The path, Netanyahu explained, required the sequential elimination of Hamas, Hezbollah, and ultimately Iran. 

This is the real timeline—not the fabricated narratives pushed by Lebanon’s “Israel Support Front,” those domestic propagandists parroting the claim that Hezbollah “dragged Lebanon into war.”

Netanyahu’s own words expose this talking point for what it is: fiction designed to mask Israeli escalation as Lebanese provocation.

“The question was whether to attack Lebanon or focus on Gaza. We did not want to sink into two quagmires. So we kept Lebanon under active deterrence, destroyed Hamas’s military capabilities, and then planned to turn north,” Netanyahu said.

Additional revelations from inside the Israeli establishment dismantle the myth further. On December 8, Yedioth Ahronoth—via a detailed report by military correspondent Yoav Zitun—confirmed that the Southern Command had presented a comprehensive plan for a pre-emptive offensive against Gaza in 2022. 

The operation included assassinating top Hamas leaders, demolishing production sites, and launching a brief ground incursion aimed at crippling the resistance’s rocket infrastructure.
Why was the operation shelved? Because the Israeli military and political leadership were prioritizing preparations for a large-scale confrontation with Hezbollah and Iran.

Gaza was ordered to remain “quiet at any price” until the northern front was ready.

Further testimony collected by the committee led by Gen. (res.) Sami Turgeman revealed that Israel had operational plans to assassinate Mohammed Deif and Yahya Sinwar in the two years prior to the war. 

These operations were repeatedly postponed—not out of restraint, but to avoid igniting a major conflict before the northern campaign was fully synchronized.
Simply put: the Israeli enemy set the clock, the battlegrounds, and the sequence of targets long before October 7. Lebanon was always next!

Despite this mountain of evidence—public, documented, and acknowledged by Israeli commanders themselves—Lebanon’s pro-Israel propagandists continue their recycled refrain that Hezbollah somehow “pulled Lebanon into conflict.” 

What conflict, exactly, when Israel itself announced its intention to attack Lebanon, prepared for that attack, postponed other operations to prioritize it, and openly broadcast its strategic timeline!?

Their argument collapses the moment it encounters facts. Even more delusional is their insistence on selling the fantasy of “peace” with the Israeli enemy. 

Netanyahu shattered this illusion himself. His strategy is not to coexist with Lebanon but to neutralize it—politically, militarily, and territorially. 
For Tel Aviv, “peace” is merely a PR slogan masking a long-term project of domination.

Hezbollah’s involvement in the current confrontation is not what triggered war; it is what prevented Israel from executing its preplanned northern blitz. 

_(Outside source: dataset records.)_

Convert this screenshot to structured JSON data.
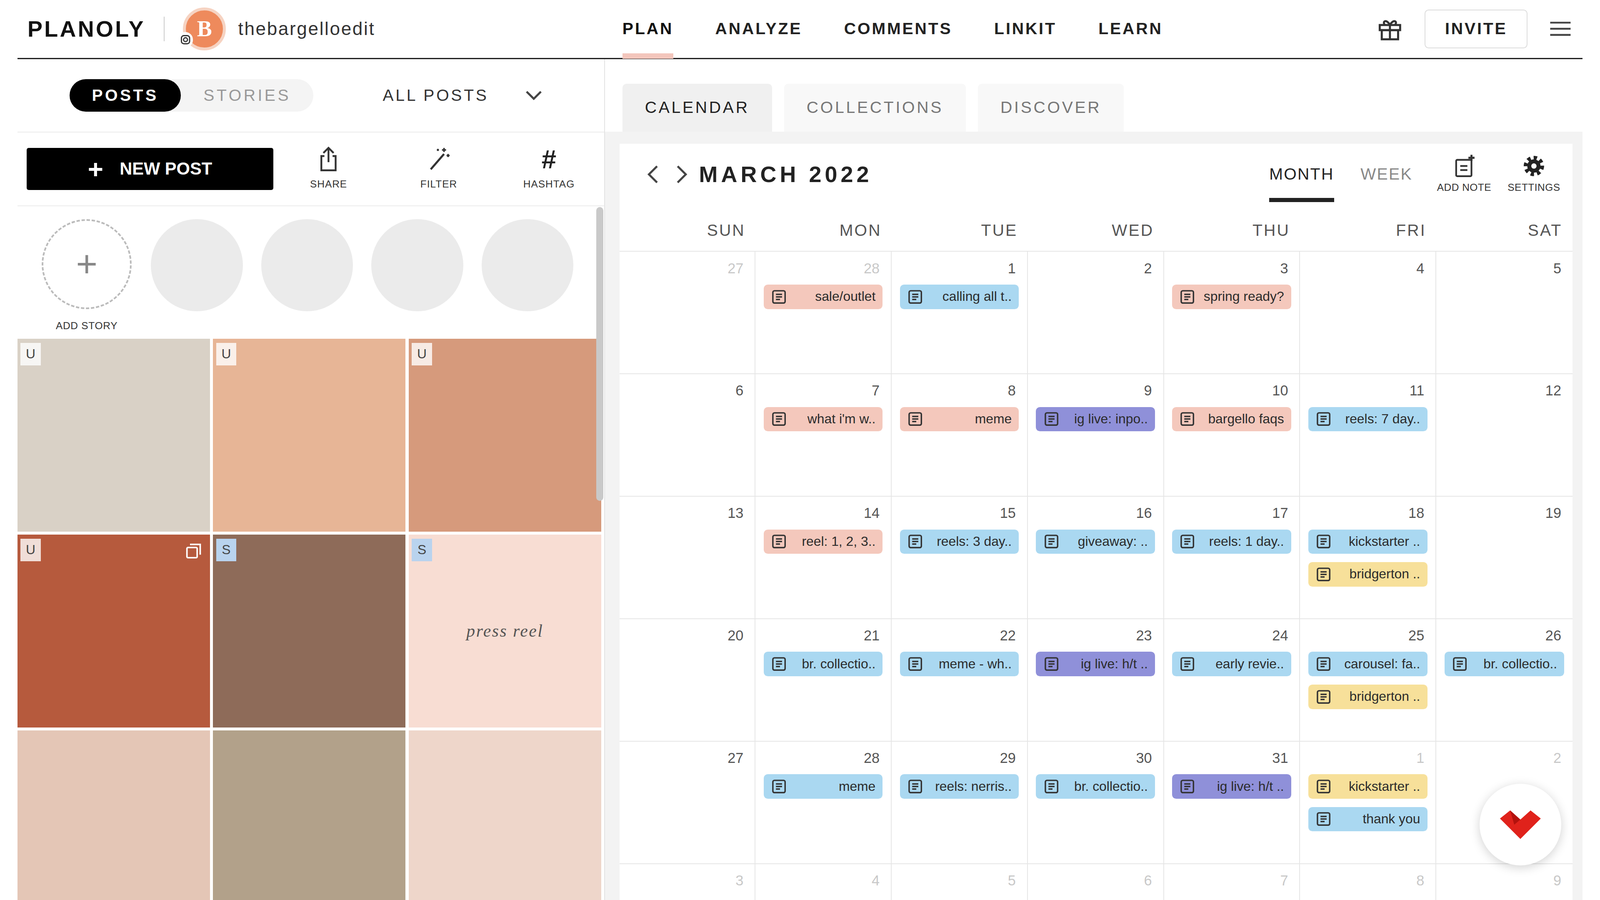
{
  "brand": {
    "logo": "PLANOLY",
    "avatar_letter": "B",
    "account": "thebargelloedit"
  },
  "nav": [
    {
      "label": "PLAN",
      "selected": true
    },
    {
      "label": "ANALYZE",
      "selected": false
    },
    {
      "label": "COMMENTS",
      "selected": false
    },
    {
      "label": "LINKIT",
      "selected": false
    },
    {
      "label": "LEARN",
      "selected": false
    }
  ],
  "invite_button": "INVITE",
  "sidebar": {
    "post_type_tabs": [
      {
        "label": "POSTS",
        "selected": true
      },
      {
        "label": "STORIES",
        "selected": false
      }
    ],
    "filter_dropdown": "ALL POSTS",
    "new_post_button": {
      "icon": "+",
      "label": "NEW POST"
    },
    "tools": [
      {
        "label": "SHARE",
        "kind": "share"
      },
      {
        "label": "FILTER",
        "kind": "wand"
      },
      {
        "label": "HASHTAG",
        "kind": "glyph",
        "icon": "#"
      }
    ],
    "add_story": {
      "icon": "+",
      "label": "ADD STORY"
    },
    "story_slots": [
      {
        "empty": true
      },
      {
        "empty": true
      },
      {
        "empty": true
      },
      {
        "empty": true
      }
    ],
    "posts": [
      {
        "badge": "U",
        "kind": "photo",
        "color": "#d9d1c6",
        "carousel": false
      },
      {
        "badge": "U",
        "kind": "photo",
        "color": "#e7b596",
        "carousel": false
      },
      {
        "badge": "U",
        "kind": "photo",
        "color": "#d69a7c",
        "carousel": false
      },
      {
        "badge": "U",
        "kind": "photo",
        "color": "#b65a3d",
        "carousel": true
      },
      {
        "badge": "S",
        "kind": "photo",
        "color": "#8e6b59",
        "carousel": false
      },
      {
        "badge": "S",
        "kind": "graphic",
        "color": "#f8ddd3",
        "text": "press reel",
        "carousel": false
      },
      {
        "badge": null,
        "kind": "photo",
        "color": "#e4c6b6",
        "carousel": false
      },
      {
        "badge": null,
        "kind": "photo",
        "color": "#b2a18a",
        "carousel": false
      },
      {
        "badge": null,
        "kind": "photo",
        "color": "#eed6ca",
        "carousel": false
      }
    ]
  },
  "calendar": {
    "tabs": [
      {
        "label": "CALENDAR",
        "selected": true
      },
      {
        "label": "COLLECTIONS",
        "selected": false
      },
      {
        "label": "DISCOVER",
        "selected": false
      }
    ],
    "month": "MARCH 2022",
    "views": [
      {
        "label": "MONTH",
        "selected": true
      },
      {
        "label": "WEEK",
        "selected": false
      }
    ],
    "actions": [
      {
        "label": "ADD NOTE",
        "kind": "note"
      },
      {
        "label": "SETTINGS",
        "kind": "gear"
      }
    ],
    "weekdays": [
      "SUN",
      "MON",
      "TUE",
      "WED",
      "THU",
      "FRI",
      "SAT"
    ],
    "weeks": [
      [
        {
          "day": "27",
          "in_month": false,
          "entries": []
        },
        {
          "day": "28",
          "in_month": false,
          "entries": [
            {
              "text": "sale/outlet",
              "color": "#f4c8bc"
            }
          ]
        },
        {
          "day": "1",
          "in_month": true,
          "entries": [
            {
              "text": "calling all t..",
              "color": "#aad8f1"
            }
          ]
        },
        {
          "day": "2",
          "in_month": true,
          "entries": []
        },
        {
          "day": "3",
          "in_month": true,
          "entries": [
            {
              "text": "spring ready?",
              "color": "#f4c8bc"
            }
          ]
        },
        {
          "day": "4",
          "in_month": true,
          "entries": []
        },
        {
          "day": "5",
          "in_month": true,
          "entries": []
        }
      ],
      [
        {
          "day": "6",
          "in_month": true,
          "entries": []
        },
        {
          "day": "7",
          "in_month": true,
          "entries": [
            {
              "text": "what i'm w..",
              "color": "#f4c8bc"
            }
          ]
        },
        {
          "day": "8",
          "in_month": true,
          "entries": [
            {
              "text": "meme",
              "color": "#f4c8bc"
            }
          ]
        },
        {
          "day": "9",
          "in_month": true,
          "entries": [
            {
              "text": "ig live: inpo..",
              "color": "#8f90d9"
            }
          ]
        },
        {
          "day": "10",
          "in_month": true,
          "entries": [
            {
              "text": "bargello faqs",
              "color": "#f4c8bc"
            }
          ]
        },
        {
          "day": "11",
          "in_month": true,
          "entries": [
            {
              "text": "reels: 7 day..",
              "color": "#aad8f1"
            }
          ]
        },
        {
          "day": "12",
          "in_month": true,
          "entries": []
        }
      ],
      [
        {
          "day": "13",
          "in_month": true,
          "entries": []
        },
        {
          "day": "14",
          "in_month": true,
          "entries": [
            {
              "text": "reel: 1, 2, 3..",
              "color": "#f4c8bc"
            }
          ]
        },
        {
          "day": "15",
          "in_month": true,
          "entries": [
            {
              "text": "reels: 3 day..",
              "color": "#aad8f1"
            }
          ]
        },
        {
          "day": "16",
          "in_month": true,
          "entries": [
            {
              "text": "giveaway: ..",
              "color": "#aad8f1"
            }
          ]
        },
        {
          "day": "17",
          "in_month": true,
          "entries": [
            {
              "text": "reels: 1 day..",
              "color": "#aad8f1"
            }
          ]
        },
        {
          "day": "18",
          "in_month": true,
          "entries": [
            {
              "text": "kickstarter ..",
              "color": "#aad8f1"
            },
            {
              "text": "bridgerton ..",
              "color": "#f7e09a"
            }
          ]
        },
        {
          "day": "19",
          "in_month": true,
          "entries": []
        }
      ],
      [
        {
          "day": "20",
          "in_month": true,
          "entries": []
        },
        {
          "day": "21",
          "in_month": true,
          "entries": [
            {
              "text": "br. collectio..",
              "color": "#aad8f1"
            }
          ]
        },
        {
          "day": "22",
          "in_month": true,
          "entries": [
            {
              "text": "meme - wh..",
              "color": "#aad8f1"
            }
          ]
        },
        {
          "day": "23",
          "in_month": true,
          "entries": [
            {
              "text": "ig live: h/t ..",
              "color": "#8f90d9"
            }
          ]
        },
        {
          "day": "24",
          "in_month": true,
          "entries": [
            {
              "text": "early revie..",
              "color": "#aad8f1"
            }
          ]
        },
        {
          "day": "25",
          "in_month": true,
          "entries": [
            {
              "text": "carousel: fa..",
              "color": "#aad8f1"
            },
            {
              "text": "bridgerton ..",
              "color": "#f7e09a"
            }
          ]
        },
        {
          "day": "26",
          "in_month": true,
          "entries": [
            {
              "text": "br. collectio..",
              "color": "#aad8f1"
            }
          ]
        }
      ],
      [
        {
          "day": "27",
          "in_month": true,
          "entries": []
        },
        {
          "day": "28",
          "in_month": true,
          "entries": [
            {
              "text": "meme",
              "color": "#aad8f1"
            }
          ]
        },
        {
          "day": "29",
          "in_month": true,
          "entries": [
            {
              "text": "reels: nerris..",
              "color": "#aad8f1"
            }
          ]
        },
        {
          "day": "30",
          "in_month": true,
          "entries": [
            {
              "text": "br. collectio..",
              "color": "#aad8f1"
            }
          ]
        },
        {
          "day": "31",
          "in_month": true,
          "entries": [
            {
              "text": "ig live: h/t ..",
              "color": "#8f90d9"
            }
          ]
        },
        {
          "day": "1",
          "in_month": false,
          "entries": [
            {
              "text": "kickstarter ..",
              "color": "#f7e09a"
            },
            {
              "text": "thank you",
              "color": "#aad8f1"
            }
          ]
        },
        {
          "day": "2",
          "in_month": false,
          "entries": []
        }
      ],
      [
        {
          "day": "3",
          "in_month": false,
          "entries": []
        },
        {
          "day": "4",
          "in_month": false,
          "entries": []
        },
        {
          "day": "5",
          "in_month": false,
          "entries": []
        },
        {
          "day": "6",
          "in_month": false,
          "entries": []
        },
        {
          "day": "7",
          "in_month": false,
          "entries": []
        },
        {
          "day": "8",
          "in_month": false,
          "entries": []
        },
        {
          "day": "9",
          "in_month": false,
          "entries": []
        }
      ]
    ]
  }
}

The Resistance’s deterrence posture—sharpened over years of accumulated capability—is the only factor that forced Israel to rethink its timing, pace, and cost calculations.

Without that deterrence, the northern assault Netanyahu described would not be a hypothetical future phase. It would already be underway.

The Israeli enemy’s own confessions erase any ambiguity: Israel wanted this war; Israel prepared this war; and Israel scheduled this war.

The single miscalculation was Israel’s enduring underestimation of the Resistance—its endurance, its strategy, and its ability to expose both Israeli aggression and the hollow narratives spread by those who speak on the enemy’s behalf.